Learnable disagreement is teacher probability mass that falls inside the student’s top-K candidates, so the student can absorb the correction locally. Incompatible disagreement is teacher mass outside that support; it inflates KL divergence but yields little usable gradient. TA-OPD’s teachability score weights raw disagreement by this compatibility, keeping only the learnable part.
Does Token Teachability (TA-OPD) actually speed up distillation training?

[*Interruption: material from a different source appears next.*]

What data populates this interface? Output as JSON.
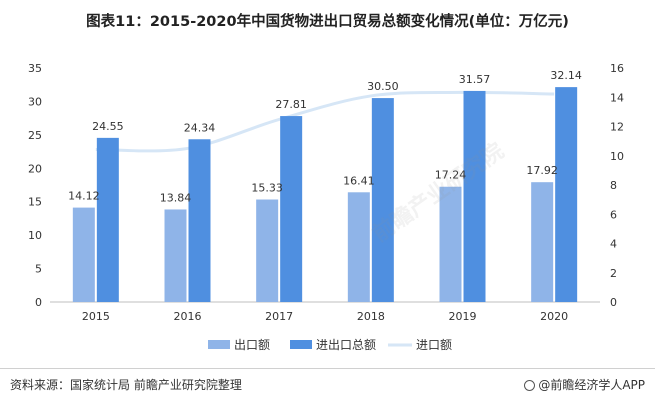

No, and this is its biggest limitation. TA-OPD reduces the supervised-token budget (to roughly 5-10%), not the compute of the forward pass. Both teacher and student still process the full sequence, so the reported budgets are supervision budgets, not proportional training speedups.
Which models did the TA-OPD paper test, and how big were the gains?
Mostly Qwen3 teacher-student pairs plus one DeepSeek-to-Qwen2.5 cross-backbone case. At a 10% budget, gains over full-token OPD ranged from +3.16 (Qwen3-8B-GRPO to Qwen3-4B) down to essentially zero (+0.01 for Qwen3-14B to Qwen3-4B), so the benefit is real but uneven.